Come possono rubare la vostra carta senza toccare il vostro portafoglio?

PunkeyPOS, lavora senza soluzione di continuità in tutti i sistemi operativi Windows. Il piano del cyber-criminale è quello di installare il malware nei terminali POS al fine di rubare informazioni sensibili come numeri di conto, contenuti a banda magnetica (tracce) da carte di credito, etc.

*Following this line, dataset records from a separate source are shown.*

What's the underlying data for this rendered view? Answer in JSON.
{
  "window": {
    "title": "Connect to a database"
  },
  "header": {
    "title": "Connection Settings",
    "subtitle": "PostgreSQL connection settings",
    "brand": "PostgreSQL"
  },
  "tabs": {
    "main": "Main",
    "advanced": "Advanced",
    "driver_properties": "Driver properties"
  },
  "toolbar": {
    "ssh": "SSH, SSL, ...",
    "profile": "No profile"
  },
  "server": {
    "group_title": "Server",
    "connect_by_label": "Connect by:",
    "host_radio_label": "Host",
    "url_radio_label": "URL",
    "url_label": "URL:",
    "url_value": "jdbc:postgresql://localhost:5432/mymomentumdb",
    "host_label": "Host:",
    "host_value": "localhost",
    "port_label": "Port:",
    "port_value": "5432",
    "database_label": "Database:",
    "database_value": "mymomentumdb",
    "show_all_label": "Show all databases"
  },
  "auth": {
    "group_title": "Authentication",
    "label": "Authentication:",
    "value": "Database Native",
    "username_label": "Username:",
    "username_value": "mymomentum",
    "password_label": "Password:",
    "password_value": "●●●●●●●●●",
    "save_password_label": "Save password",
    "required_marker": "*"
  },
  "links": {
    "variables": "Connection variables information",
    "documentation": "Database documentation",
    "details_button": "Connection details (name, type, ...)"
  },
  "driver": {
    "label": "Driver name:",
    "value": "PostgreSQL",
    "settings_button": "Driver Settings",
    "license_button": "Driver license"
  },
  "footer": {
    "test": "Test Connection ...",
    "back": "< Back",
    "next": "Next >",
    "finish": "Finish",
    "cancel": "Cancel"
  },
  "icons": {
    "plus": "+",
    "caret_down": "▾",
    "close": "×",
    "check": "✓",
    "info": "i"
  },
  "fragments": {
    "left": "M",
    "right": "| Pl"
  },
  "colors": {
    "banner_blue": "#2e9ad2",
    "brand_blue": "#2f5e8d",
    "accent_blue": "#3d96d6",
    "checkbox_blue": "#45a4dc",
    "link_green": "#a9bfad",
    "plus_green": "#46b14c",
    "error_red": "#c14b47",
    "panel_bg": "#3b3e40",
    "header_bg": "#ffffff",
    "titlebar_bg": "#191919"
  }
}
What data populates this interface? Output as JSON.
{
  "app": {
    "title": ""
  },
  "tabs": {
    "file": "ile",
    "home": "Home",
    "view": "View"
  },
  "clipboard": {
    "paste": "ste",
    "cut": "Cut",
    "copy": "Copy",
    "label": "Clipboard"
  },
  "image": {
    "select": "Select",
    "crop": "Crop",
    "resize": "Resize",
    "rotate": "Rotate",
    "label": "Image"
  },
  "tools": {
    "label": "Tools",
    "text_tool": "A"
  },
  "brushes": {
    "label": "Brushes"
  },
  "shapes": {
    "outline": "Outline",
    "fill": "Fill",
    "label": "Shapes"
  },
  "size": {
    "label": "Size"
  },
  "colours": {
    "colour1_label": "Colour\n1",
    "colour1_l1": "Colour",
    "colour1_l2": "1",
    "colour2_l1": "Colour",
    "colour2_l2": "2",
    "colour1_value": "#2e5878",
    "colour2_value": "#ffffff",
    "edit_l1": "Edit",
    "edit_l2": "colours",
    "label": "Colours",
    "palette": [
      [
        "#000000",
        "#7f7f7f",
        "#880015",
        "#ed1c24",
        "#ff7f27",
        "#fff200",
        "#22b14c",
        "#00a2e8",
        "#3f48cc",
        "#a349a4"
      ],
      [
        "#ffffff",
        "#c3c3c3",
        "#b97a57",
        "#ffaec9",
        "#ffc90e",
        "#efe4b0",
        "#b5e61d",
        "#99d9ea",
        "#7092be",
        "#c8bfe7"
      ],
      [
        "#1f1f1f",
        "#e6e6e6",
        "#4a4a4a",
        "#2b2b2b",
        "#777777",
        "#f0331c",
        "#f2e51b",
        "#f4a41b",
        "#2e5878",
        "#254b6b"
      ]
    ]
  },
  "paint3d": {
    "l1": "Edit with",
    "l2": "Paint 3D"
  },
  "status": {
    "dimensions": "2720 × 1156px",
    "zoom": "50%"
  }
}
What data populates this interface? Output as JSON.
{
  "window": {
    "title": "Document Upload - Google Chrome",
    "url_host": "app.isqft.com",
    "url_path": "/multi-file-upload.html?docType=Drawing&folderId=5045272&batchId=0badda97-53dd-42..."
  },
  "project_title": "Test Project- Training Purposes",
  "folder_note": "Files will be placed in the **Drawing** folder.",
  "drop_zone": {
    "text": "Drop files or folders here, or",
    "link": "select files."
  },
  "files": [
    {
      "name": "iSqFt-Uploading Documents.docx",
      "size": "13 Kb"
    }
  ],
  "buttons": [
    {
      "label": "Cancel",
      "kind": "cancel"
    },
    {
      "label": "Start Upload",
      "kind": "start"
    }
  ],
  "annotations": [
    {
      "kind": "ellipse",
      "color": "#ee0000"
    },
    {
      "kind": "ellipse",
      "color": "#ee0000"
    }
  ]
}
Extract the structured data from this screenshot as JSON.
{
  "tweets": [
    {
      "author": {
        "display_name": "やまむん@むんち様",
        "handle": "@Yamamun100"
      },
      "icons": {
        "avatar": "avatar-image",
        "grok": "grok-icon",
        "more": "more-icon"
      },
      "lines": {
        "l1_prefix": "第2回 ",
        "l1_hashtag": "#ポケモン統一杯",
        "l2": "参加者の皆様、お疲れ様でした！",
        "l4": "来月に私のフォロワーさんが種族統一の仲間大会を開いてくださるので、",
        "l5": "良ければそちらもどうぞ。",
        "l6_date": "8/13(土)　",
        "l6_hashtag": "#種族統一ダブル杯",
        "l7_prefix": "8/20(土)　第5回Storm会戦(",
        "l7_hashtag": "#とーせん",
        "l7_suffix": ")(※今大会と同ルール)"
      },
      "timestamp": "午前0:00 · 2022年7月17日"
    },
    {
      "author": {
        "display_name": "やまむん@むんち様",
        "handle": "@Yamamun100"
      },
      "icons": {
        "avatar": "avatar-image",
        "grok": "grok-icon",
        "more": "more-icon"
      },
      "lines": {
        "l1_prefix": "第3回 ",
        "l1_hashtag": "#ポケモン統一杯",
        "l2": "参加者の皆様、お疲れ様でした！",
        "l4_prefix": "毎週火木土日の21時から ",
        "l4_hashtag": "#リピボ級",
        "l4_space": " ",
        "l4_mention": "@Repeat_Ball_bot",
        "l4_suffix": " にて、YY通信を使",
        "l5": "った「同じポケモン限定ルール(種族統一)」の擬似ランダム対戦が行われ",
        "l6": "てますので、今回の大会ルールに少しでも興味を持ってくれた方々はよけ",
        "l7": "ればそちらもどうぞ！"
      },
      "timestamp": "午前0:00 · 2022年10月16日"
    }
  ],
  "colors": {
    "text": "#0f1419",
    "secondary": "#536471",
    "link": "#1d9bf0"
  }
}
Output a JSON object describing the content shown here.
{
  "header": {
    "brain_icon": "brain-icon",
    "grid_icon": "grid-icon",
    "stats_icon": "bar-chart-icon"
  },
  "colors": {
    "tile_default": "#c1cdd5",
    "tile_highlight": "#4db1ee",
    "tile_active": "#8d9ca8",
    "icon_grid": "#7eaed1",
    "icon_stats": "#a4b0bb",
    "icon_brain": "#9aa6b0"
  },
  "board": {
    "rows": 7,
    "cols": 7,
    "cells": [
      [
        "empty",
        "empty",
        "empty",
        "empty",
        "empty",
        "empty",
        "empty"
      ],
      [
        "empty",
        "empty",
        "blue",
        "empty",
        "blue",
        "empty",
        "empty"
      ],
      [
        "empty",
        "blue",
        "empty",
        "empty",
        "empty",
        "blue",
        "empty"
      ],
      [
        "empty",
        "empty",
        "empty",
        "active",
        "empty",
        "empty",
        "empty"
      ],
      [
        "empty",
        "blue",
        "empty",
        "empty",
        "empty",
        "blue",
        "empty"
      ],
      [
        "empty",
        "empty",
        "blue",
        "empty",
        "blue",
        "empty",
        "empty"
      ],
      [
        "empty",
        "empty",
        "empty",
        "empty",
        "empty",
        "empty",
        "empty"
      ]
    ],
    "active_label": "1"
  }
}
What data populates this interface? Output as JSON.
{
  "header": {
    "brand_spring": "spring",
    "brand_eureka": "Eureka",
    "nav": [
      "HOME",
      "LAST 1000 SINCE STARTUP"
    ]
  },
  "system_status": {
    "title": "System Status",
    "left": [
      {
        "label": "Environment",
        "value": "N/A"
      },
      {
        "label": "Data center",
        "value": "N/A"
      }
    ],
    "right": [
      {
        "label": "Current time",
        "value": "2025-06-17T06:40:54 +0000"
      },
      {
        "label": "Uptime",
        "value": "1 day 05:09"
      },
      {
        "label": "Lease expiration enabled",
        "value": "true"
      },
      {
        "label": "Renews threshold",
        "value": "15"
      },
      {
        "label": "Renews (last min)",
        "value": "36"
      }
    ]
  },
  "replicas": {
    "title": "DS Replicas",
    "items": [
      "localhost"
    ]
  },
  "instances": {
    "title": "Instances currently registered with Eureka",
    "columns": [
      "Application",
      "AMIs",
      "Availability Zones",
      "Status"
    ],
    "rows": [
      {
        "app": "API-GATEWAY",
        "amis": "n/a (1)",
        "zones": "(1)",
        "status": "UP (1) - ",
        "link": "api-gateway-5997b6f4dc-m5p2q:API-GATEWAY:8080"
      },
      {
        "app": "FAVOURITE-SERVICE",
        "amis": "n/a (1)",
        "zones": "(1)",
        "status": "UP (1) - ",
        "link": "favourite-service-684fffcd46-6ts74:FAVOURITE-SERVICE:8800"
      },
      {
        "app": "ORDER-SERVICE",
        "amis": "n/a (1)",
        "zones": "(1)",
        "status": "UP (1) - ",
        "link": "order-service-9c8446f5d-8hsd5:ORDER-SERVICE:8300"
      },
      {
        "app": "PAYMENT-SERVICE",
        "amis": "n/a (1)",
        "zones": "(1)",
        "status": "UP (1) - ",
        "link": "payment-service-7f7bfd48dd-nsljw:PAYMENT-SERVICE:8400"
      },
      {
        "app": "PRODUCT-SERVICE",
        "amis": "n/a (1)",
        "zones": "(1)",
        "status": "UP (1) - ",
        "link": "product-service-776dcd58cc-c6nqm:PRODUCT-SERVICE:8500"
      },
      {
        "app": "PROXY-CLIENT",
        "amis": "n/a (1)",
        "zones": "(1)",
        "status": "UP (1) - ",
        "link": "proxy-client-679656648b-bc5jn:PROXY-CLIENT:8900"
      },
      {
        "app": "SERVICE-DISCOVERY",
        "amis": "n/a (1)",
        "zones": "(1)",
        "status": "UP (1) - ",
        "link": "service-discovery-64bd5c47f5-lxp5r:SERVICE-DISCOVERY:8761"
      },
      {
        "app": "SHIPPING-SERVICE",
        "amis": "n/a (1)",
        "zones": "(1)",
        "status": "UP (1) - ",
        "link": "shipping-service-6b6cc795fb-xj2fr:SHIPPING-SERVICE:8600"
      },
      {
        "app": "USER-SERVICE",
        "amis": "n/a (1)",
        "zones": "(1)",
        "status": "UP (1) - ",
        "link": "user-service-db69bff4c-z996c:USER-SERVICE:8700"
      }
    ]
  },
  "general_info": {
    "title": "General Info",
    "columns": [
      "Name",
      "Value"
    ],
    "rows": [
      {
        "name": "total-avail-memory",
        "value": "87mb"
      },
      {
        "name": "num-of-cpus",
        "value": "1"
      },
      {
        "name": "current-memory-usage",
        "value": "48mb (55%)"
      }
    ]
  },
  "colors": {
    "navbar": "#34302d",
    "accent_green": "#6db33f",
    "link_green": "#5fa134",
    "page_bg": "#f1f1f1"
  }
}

PunkeyPOS lavora in modo semplice:

un keylogger si occupa di monitorare tutto ciò che viene digitato sui tasti ed un RAM-scraper invece leggerà la memoria di tutti i processi che girano sul sistema. In base alle informazioni catturate, il malware esegue una serie di controlli per determinare ciò che è valido e ciò che non lo è. Per quanto riguarda le combinazioni di tasti, PunkeyPOS ignora tutte le informazioni diverse da dati della carta di credito e si concentra principalmente sulle informazioni avute dal RAM-scraping. Il terminale POS legge le informazioni provenienti dalla banca sulla banda magnetica della carta e, questi dati, vengono poi usati per la clonazione. Una volta ottenute le informazioni, queste vengono cryptate ed inviate ad un server remoto che ha anche il ruolo di command & control server (C&C). Per evitare il rilevamento dei dati durante il trasferimento nel caso in cui qualcuno stesse facendo una anlisi del traffico di rete, le informazioni vengono codificate mediante l’algoritmo AES. L’indirizzo del command & control server, può essere facilmente ottenuto attraverso il reverse engineering o analizzando le loro comunicazioni.

PunkeyPOS Panda Security

 

 

 

 

 

 

 

 

 

 

 

Segui il sentiero dei borseggiatori digitali

I cyber-criminali che si celano dietro a questa truffa non sono stati molto attenti. Dal momento che il server non è stato configurato correttamente, Panda Software è riuscito ad accedervi senza credenziali e vedere dove il PunkeyPOS invia le informazioni trafugate. È stato inoltre individuato un pannello dal quale gli hacker possono reinfettare o aggiornare i POS.

PunkeyPOS Panda Security

 

 

 

 

 

 

 

 

 

 

 

La versione del PunkeyPOS analizzata è stata codificata come “2016-04-01”. Se confrontiamo questo campione con una versione più datata, a partire dal 2014, noteremo difficilmente differenze nel modo con cui opera. Panda Software, avendo avuto accesso al pannello di controllo dei cyber criminali, è riuscito a geolocalizzare circa 200 terminali che sono stati compromessi da questa specifica variante di malware. Quasi tutte le vittime sono negli Stati Uniti ma come si può vedere, anche in Europa sono iniziati i primi attacchi.

PunkeyPOS Panda Security

 

 

 

 

 

 

 

 

 

 

 

 

 

 

 

 

Tenendo conto della facilità con cui è possibile rivendere queste informazioni e quanto è conveniente compromettere i POS in forma anonima attraverso internet, siamo certi che i cyber-criminali saranno sempre più attratti da questa tipologia di truffa. Proteggete i vostri dispositivi in modo proattivo da questi tipi di attacchi con una soluzione avanzata di sicurezza informatica come Adaptive Defense, potrete controllare in real time tutte le operazioni inappropriate che avvengono sui vostri dispositivi.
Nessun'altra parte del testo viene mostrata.